A Professora Catherine Benamou, da Universidade
de Michigan já morou em Sergipe. Ela é autora do documentário realizado em 1993,
"It's All True”: based on an unfinished film by Orson Welles" (distribuído pela
Paramount em DVD), e do livro "It's All True: Orson Welle's Pan-American
Odyssey" pela editora da Universidade da Califórnia, e trabalhou diretamente com
o filme de Welles. Em entrevista para a Perfil Náutico comentou que “...embora a
política da "boa vizinhança" tenha ajudado os Estados Unidos a se interessar
mais pela cultura e história da América Latina, ainda assim os latinos só
apareciam em condições restritas: como aqueles que entretêm, personagens que
falam inglês muito mal, amantes latinos ou "extras" em um ambiente folclórico.
Welles coloca como o centro de "It's All True" a perspectiva e o talento
latino-americano”.
A Professora Benamou viajou por todas as locações de
filmagem de “It’s All True”: “Encontrei também cenas gravadas nos arquivos da
UCLA (University of California, Los Angeles) que não tinha sido identificadas.
Richard Wilson, produtor do filme de Welles me convidou para trabalhar com ele
nos arquivos.

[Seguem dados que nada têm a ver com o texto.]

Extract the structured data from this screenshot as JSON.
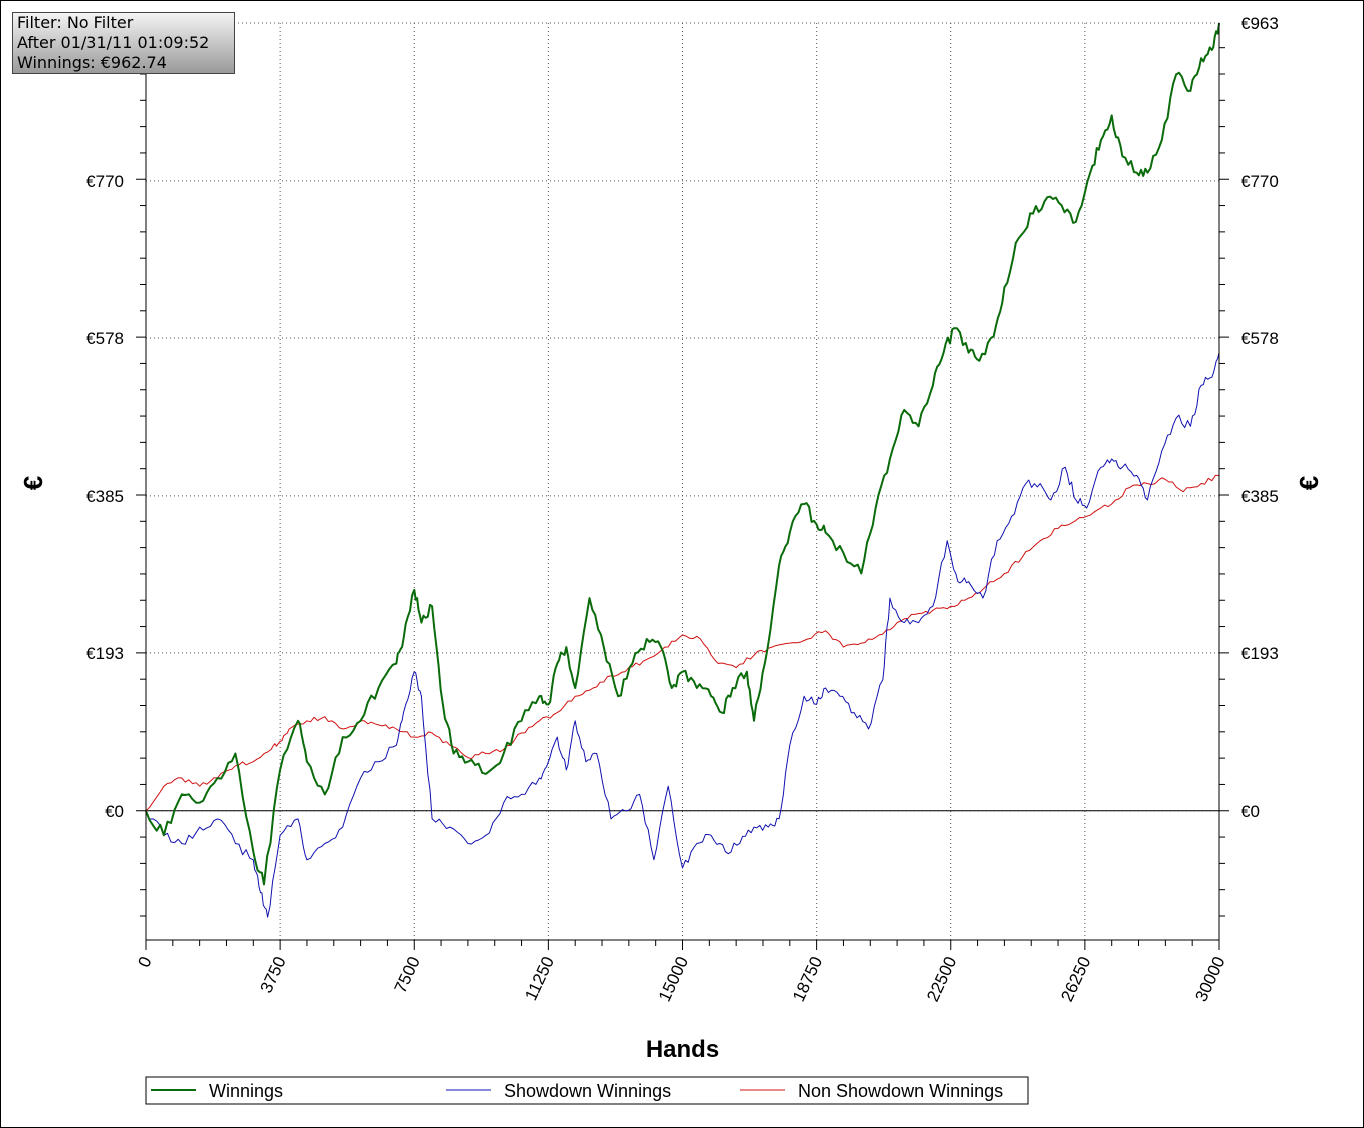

Ele foi muito gentil e me deu várias fotos do filme”,
comenta.
Foi por essa paixão que, quando a “Los Angeles
Film Critics Association” fez uma doação para preservação do seu arquivo em
2000, a Professora Benamou selecionou algumas bobinas do “It´s All True” para o
trabalho. Elas foram apresentadas no Brasil em 2006 no simpósio “Visible
Evidence”. O material é só um fragmento. Mais de 30 mil metros de rolo ainda
estão nas latas, aguardando para serem preservadas e
deteriorando...
Imagem rara das filmagens de Welles no Rio de Janeiro, provavelmente momentos antes da morte de Jacaré (veja a corda que puxa a jangada...), cedida pela Profa. Catherine Benamou para a matéria.